Vanita Gupta was only weeks out of law school in 2001 when she began looking into a strange series of drug busts in a tiny West Texas ranch town named Tulia.
In 1999, a third of the town’s black population had been ensnared in the biggest drug bust the Texas Panhandle had ever seen. Forty-six people, almost all of them poor African-Americans who had prior run-ins with the law, were convicted on charges of cocaine dealing and sentenced to years in prison based solely on the testimony of a former rodeo clown turned undercover cop who had little experience investigating narcotics.
Gupta, then 26, had just joined the NAACP’s Legal Defense Fund, and she began assembling a team of attorneys and civil rights groups to look into the drug arrests, which didn’t smell right to her. It was her first case as an attorney. Two years later, a Texas judge overturned many of the convictions, calling the cop’s testimony not credible. After the officer was found guilty of perjury, Gov.

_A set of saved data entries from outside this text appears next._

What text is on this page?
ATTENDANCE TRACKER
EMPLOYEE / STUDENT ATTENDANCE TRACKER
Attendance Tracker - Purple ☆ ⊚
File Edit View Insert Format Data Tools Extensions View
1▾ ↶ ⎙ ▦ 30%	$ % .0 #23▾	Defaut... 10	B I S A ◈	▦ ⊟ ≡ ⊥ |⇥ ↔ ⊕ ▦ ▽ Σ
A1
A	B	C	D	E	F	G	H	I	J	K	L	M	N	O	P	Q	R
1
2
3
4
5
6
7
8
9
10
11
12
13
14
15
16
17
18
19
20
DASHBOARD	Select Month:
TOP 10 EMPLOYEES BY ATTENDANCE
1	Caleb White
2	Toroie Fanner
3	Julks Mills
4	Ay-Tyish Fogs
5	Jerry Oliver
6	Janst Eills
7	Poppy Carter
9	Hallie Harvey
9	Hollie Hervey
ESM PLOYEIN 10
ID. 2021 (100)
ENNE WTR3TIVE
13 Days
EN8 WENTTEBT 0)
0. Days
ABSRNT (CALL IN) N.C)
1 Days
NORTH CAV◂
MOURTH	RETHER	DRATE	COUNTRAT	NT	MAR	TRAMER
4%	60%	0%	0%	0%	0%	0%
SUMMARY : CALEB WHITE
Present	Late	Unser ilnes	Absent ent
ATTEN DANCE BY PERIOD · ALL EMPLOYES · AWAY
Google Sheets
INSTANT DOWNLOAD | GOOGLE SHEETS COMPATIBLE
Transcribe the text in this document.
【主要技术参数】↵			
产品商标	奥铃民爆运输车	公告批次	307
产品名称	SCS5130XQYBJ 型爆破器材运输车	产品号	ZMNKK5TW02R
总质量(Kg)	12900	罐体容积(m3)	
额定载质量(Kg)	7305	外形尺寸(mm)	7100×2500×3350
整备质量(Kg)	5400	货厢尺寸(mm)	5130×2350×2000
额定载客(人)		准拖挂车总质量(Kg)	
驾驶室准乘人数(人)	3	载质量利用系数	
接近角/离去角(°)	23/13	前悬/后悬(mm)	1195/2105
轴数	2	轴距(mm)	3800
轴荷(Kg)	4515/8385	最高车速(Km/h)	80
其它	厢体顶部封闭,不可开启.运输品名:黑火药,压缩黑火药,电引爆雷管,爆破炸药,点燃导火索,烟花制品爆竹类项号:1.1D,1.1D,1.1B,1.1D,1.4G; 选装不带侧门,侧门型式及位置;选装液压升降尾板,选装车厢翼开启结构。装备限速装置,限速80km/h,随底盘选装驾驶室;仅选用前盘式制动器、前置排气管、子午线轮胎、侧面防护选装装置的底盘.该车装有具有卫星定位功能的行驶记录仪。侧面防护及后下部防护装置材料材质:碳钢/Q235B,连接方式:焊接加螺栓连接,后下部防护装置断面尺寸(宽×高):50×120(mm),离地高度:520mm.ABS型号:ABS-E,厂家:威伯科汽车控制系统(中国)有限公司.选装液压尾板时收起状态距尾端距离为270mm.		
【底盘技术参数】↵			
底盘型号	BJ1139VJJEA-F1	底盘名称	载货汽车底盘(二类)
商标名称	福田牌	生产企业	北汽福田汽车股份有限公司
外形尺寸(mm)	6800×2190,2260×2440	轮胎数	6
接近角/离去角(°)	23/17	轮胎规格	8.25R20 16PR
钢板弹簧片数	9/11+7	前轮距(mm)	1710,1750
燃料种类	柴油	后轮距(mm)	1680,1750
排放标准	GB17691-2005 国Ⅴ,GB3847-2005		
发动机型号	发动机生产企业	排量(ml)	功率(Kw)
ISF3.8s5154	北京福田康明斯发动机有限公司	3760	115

Rick Perry pardoned most of the defendants whose convictions had not been previously overturned.
It was one of the highest-profile cases of racial injustice in recent memory, and it branded Gupta, so young she still resembled a college student, a rising star in the legal world. “Don’t be surprised if she ends up on the Supreme Court someday,” the Houston Chronicle mused in 2003. And Hollywood took notice too, optioning a book about the Tulia case.
In the decade since, Gupta has gone on to become one of the best-known civil rights attorneys in the country — leading the charge on prison reform, immigration law, police overreach and other issues.